Our Views: Medicaid rate hits Louisiana
If this year’s state budget crisis was fun, wait until next year.
Because of the formula used in the calculation of Medicaid support from the federal government, Louisiana might face significant new budget cuts in the 2011 fiscal year that begins next July 1. And then, in 2011, not only does Medicaid reimbursement take another dive, but the federal stimulus aid to the state also goes away — a double-whammy.
Gov. Bobby Jindal and U.S. Sen. Mary Landrieu, D-La., recently met on the problem.
We hope Landrieu and the state’s delegation in Congress can plot a way through this thicket. Because Louisiana is a relatively poor state, the federal reimbursement for Medicaid — the principal medical program for the poor — is in the range of 70 percent of the cost of the care. That rate is determined by a formula based on total personal income in the state, as calculated by the independent Bureau of Economic Analysis.
The problem? Louisiana’s income was artificially inflated by insurance payments and federal aid in the wake of the hurricanes of 2005. If the reimbursement rate is adjusted for that bogus “income,” Louisiana faces a shortfall in the hundreds of millions of dollars per year.

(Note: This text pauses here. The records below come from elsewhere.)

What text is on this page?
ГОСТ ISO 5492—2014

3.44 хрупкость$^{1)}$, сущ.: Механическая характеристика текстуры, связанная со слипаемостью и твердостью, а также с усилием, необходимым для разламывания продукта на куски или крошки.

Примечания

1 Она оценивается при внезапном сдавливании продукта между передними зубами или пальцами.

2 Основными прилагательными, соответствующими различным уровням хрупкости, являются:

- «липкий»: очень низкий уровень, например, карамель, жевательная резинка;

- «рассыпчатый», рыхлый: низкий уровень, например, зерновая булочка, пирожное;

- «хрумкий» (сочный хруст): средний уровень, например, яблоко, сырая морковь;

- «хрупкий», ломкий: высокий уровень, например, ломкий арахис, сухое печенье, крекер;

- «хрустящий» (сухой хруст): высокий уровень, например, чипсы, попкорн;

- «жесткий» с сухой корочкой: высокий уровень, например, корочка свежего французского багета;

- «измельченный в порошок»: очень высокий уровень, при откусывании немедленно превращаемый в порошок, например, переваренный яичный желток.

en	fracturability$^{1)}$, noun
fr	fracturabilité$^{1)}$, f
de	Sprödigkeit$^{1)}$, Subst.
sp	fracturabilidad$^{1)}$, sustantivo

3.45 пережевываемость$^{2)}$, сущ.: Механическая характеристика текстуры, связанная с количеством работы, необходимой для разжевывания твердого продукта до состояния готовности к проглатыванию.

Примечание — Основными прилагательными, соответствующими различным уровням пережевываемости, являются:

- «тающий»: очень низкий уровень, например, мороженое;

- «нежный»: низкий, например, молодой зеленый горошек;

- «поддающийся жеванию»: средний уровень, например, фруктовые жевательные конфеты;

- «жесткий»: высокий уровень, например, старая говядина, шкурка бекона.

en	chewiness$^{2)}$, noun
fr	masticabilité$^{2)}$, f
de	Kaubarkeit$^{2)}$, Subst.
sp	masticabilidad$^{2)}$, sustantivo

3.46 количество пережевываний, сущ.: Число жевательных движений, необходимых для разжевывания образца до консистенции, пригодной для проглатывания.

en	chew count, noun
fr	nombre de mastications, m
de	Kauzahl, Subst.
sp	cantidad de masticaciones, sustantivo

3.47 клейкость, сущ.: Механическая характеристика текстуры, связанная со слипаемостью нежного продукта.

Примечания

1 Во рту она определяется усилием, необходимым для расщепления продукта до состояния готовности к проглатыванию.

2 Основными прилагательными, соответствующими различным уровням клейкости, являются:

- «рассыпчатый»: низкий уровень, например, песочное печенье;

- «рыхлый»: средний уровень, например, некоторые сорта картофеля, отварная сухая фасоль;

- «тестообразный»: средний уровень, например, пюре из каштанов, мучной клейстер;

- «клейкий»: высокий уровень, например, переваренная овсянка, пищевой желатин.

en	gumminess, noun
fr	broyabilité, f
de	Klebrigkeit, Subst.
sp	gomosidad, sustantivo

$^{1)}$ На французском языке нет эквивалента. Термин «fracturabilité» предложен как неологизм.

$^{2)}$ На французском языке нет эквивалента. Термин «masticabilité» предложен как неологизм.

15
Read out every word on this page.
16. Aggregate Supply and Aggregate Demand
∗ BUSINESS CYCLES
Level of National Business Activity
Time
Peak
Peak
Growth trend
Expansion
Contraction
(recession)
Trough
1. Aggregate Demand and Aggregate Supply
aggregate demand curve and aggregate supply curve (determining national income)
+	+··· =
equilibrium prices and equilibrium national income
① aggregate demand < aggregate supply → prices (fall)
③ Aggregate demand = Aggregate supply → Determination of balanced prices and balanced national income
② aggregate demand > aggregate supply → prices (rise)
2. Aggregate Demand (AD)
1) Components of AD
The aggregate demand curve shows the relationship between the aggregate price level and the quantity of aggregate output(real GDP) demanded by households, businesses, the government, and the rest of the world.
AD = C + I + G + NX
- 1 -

“The people of Louisiana have been devastated by four major storms in just over three years and they’re fighting to get back on their feet, and should not be victimized again by their own government,” Jindal said. “This formula will put severe pressure on health-care funding, higher-education funding and other key Louisiana priorities.”
Jindal’s top health aide, Alan Levine, has been to Washington to press the state’s case for relief.
We hope that the Obama administration and Congress listen, but the state’s case for assistance is clouded by political concerns. Overall, there is the problem of “Katrina fatigue,” with the state’s woes after the hurricanes receding in national consciousness.
Further, there are ballooning federal budget deficits — for which Jindal is trying to score political points by criticizing President Barack Obama. Aid to Louisiana on this front will add to the deficit; members of Congress might be reluctant to make even this one change because the nonpolitical formula should be preserved against future raids.
We don’t agree with the latter position, because of the hugely exceptional circumstances of the 2005 hurricanes, but it is an argument that is going to be heard.
Finally, the state government is going hat-in-hand to the U.S. government for more than $700 million in Medicaid funds. But this is the same state government, under Govs. Kathleen Blanco and Jindal, that has cut state income taxes by roughly the same amount. Most of those tax cuts, although not all, went to wealthier families; Congress can rightly question why the state’s poor are a federal obligation while legislators used the state’s short-term surpluses to benefit the better-off.
The latter is a particularly good argument, but we don’t believe those are compelling reasons to cut Medicaid spending in Louisiana.
The attack of hurricanes Katrina and Rita was one of America’s most extraordinary events, an act of war by Mother Nature. To allow this funding formula to cut Medicaid reimbursement is a travesty, and Jindal and the legislative delegation are right to point that out. We hope the delegation in Congress can persuade the administration and its colleagues of the unfairness of the formula adjustment.